Amazon WorkSpaces are invisible to SSM and CloudWatch (and how to fix it)
I spent an afternoon arguing with Windows about whether I was allowed to be root on a machine I created. Six hours and six layers of undocumented workarounds later, I got CMMC-compliant audit logging on a desktop that doesn’t know it exists.
The problem
WorkSpaces don’t show up in AWS Systems Manager. They’re not EC2 instances — no instance profile, no metadata endpoint, no identity. SSM Agent is pre-installed but thinks it’s nobody. CloudWatch Agent has no credentials and doesn’t know what region it’s in.
Attempt 1: AD logon script
My plan: AD logon script bootstraps everything on first login. Zero user interaction.
Upload a PowerShell script to NETLOGON and set scriptPath on the AD user. User logs in. Notepad opens. Just… Notepad. My script displayed as a text file.
Windows scriptPath only executes .bat, .cmd, .vbs, .exe. A .ps1 opens in the default text editor. This is documented nowhere obvious.
Attempt 2: Wrap it in a .bat
@echo off
powershell -ExecutionPolicy Bypass -File \\domain\NETLOGON\bootstrap.ps1
Script fires. “Access is denied.” Logon scripts run with a UAC split token — even local admins get a filtered, non-elevated token. Can’t register SSM, can’t install anything.
Four things that didn’t work
- Self-elevating .bat — triggers a random UAC prompt. Bad habit for unattended bootstrapping.
schtasks /rl HIGHEST— access denied. The split token can’t create elevated scheduled tasks.- WinRM/impacket — zero inbound SG rules on WorkSpaces. No remote access.
- Opening the SG — Windows Firewall blocks everything anyway, even after the SG allows it.
What worked
Start-Process -Credential with the domain admin. Creates a full unfiltered admin token, no UAC prompt:
$cred = New-Object System.Management.Automation.PSCredential(
"DOMAIN\Administrator",
(ConvertTo-SecureString "password" -AsPlainText -Force)
)
Start-Process powershell -Credential $cred -ArgumentList "-File \\domain\NETLOGON\bootstrap.ps1"
But only with DOMAIN\Administrator — the UPN format (Administrator@domain.local) silently fails with “invalid credentials.” SimpleAD quirk. Cost me an hour.
SSM hybrid registration
SSM registers the WorkSpace as a hybrid instance (mi-* prefix instead of i-*). Now I have Run Command.
Push CloudWatch Agent, but hybrid instances have no EC2 metadata. The config-downloader runs as Administrator not SYSTEM, so it can’t find credentials.
Fix: common-config.toml pointing to the right credential file, plus AWS_DEFAULT_REGION as a machine environment variable because hybrids don’t know what region they’re in:
[credentials]
shared_credential_profile = "AmazonCloudWatchAgent"
shared_credential_file = "C:\\path\\to\\credentials"
Result
Windows Security, Application, and System logs now flow to CloudWatch. 365-day retention, KMS encrypted. AU-2, AU-3, AU-11 compliance controls satisfied.
Best detail: log stream names show EC2 instance IDs that don’t exist. Ghost IDs baked into the WorkSpaces base AMI.
The advisor logged in, installed Chrome, opened Word. No idea any of this happened.
Humility check
At every enterprise I’ve worked at, Windows sysadmins had this solved. GPOs pushing scripts at boot. SCCM deploying agents fleet-wide. Golden images with everything pre-baked. Twenty years of knowledge passed down like oral tradition.

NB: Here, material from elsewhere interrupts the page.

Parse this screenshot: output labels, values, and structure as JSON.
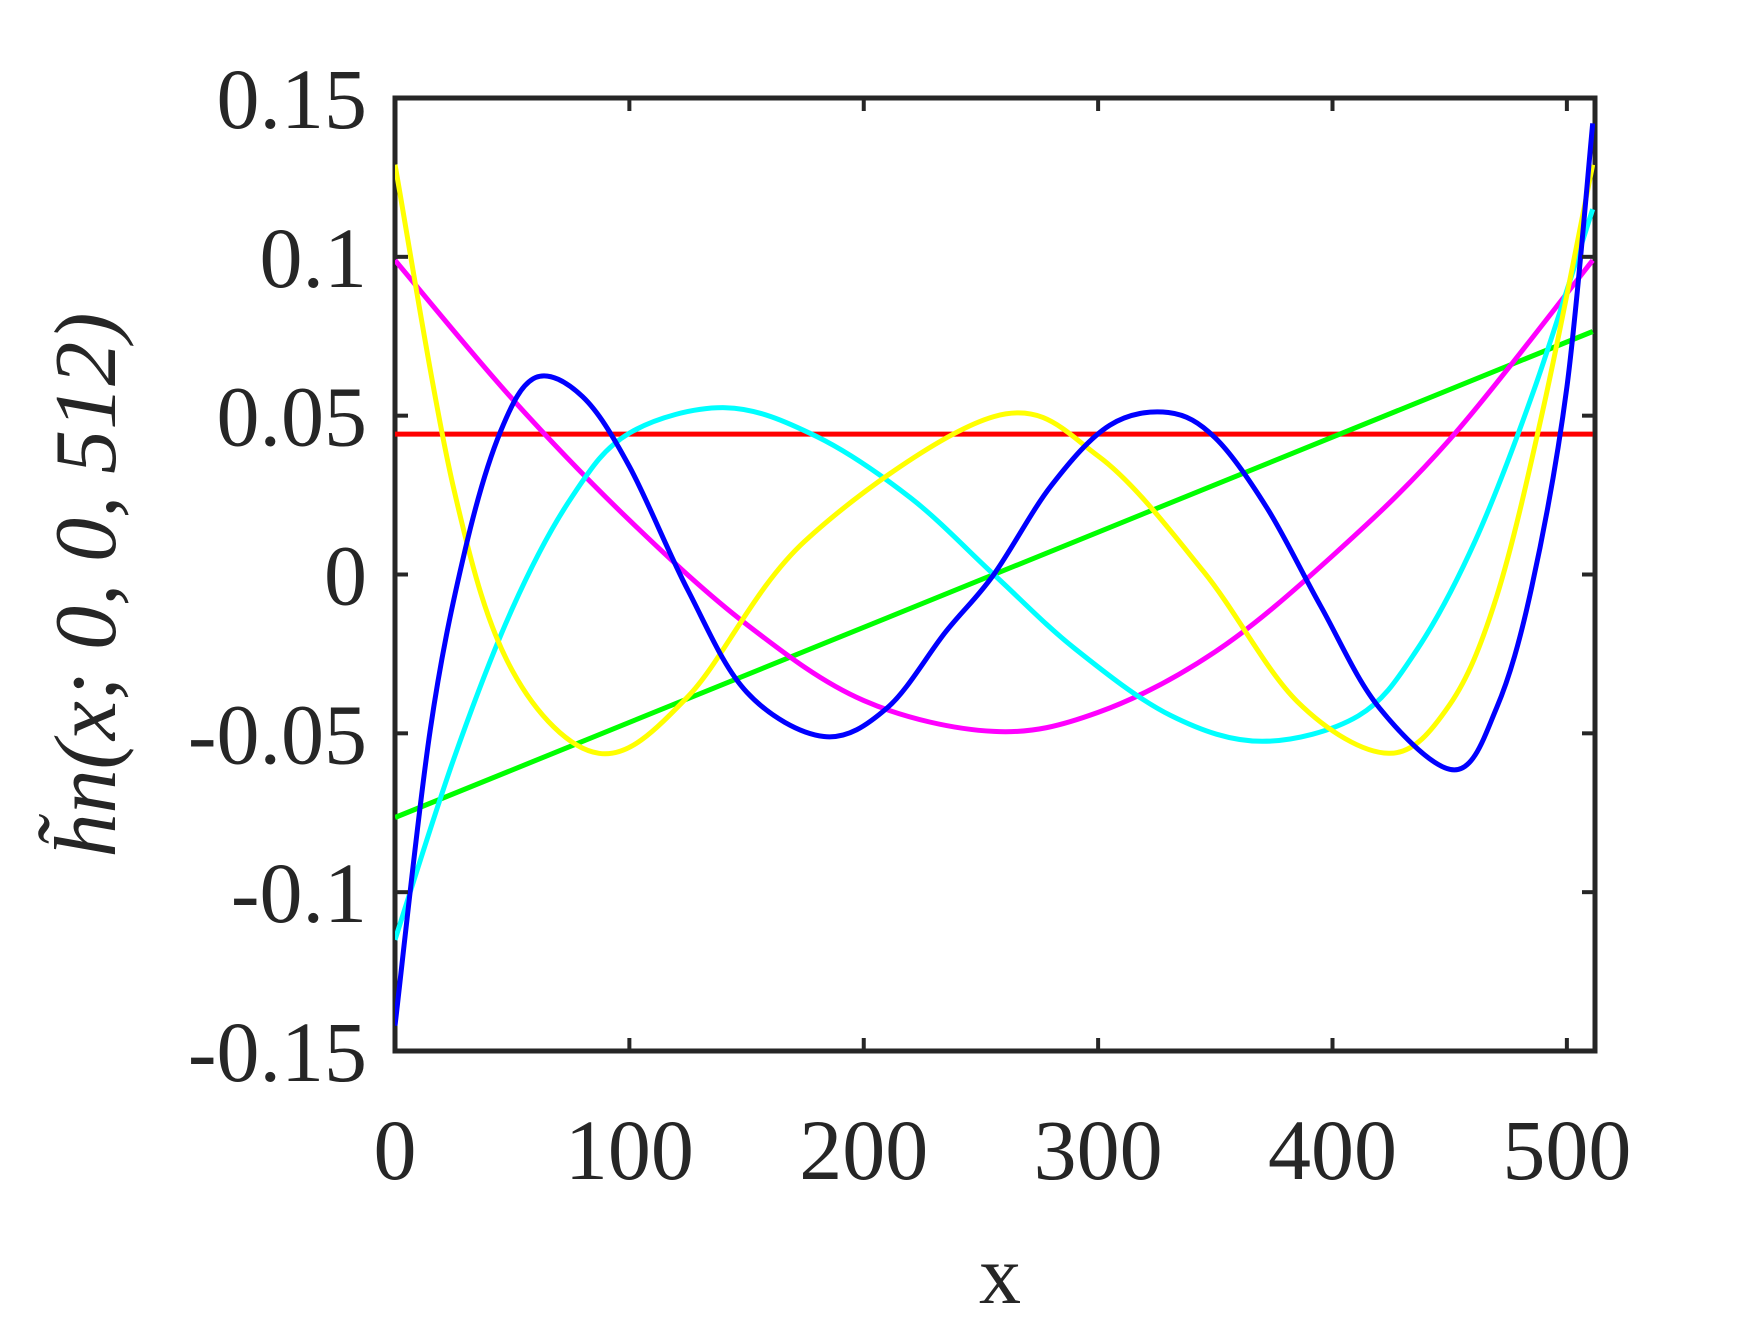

I was reinventing all of it because WorkSpaces sits in this uncanny valley — not EC2, not on-prem, none of those tools included. Those sysadmins were wizards under my nose for years and I never appreciated it until I had to do it myself.
Infrastructure should be invisible. Compliance should be automatic. The number of monkeys you had to stack to get there is nobody’s business but yours.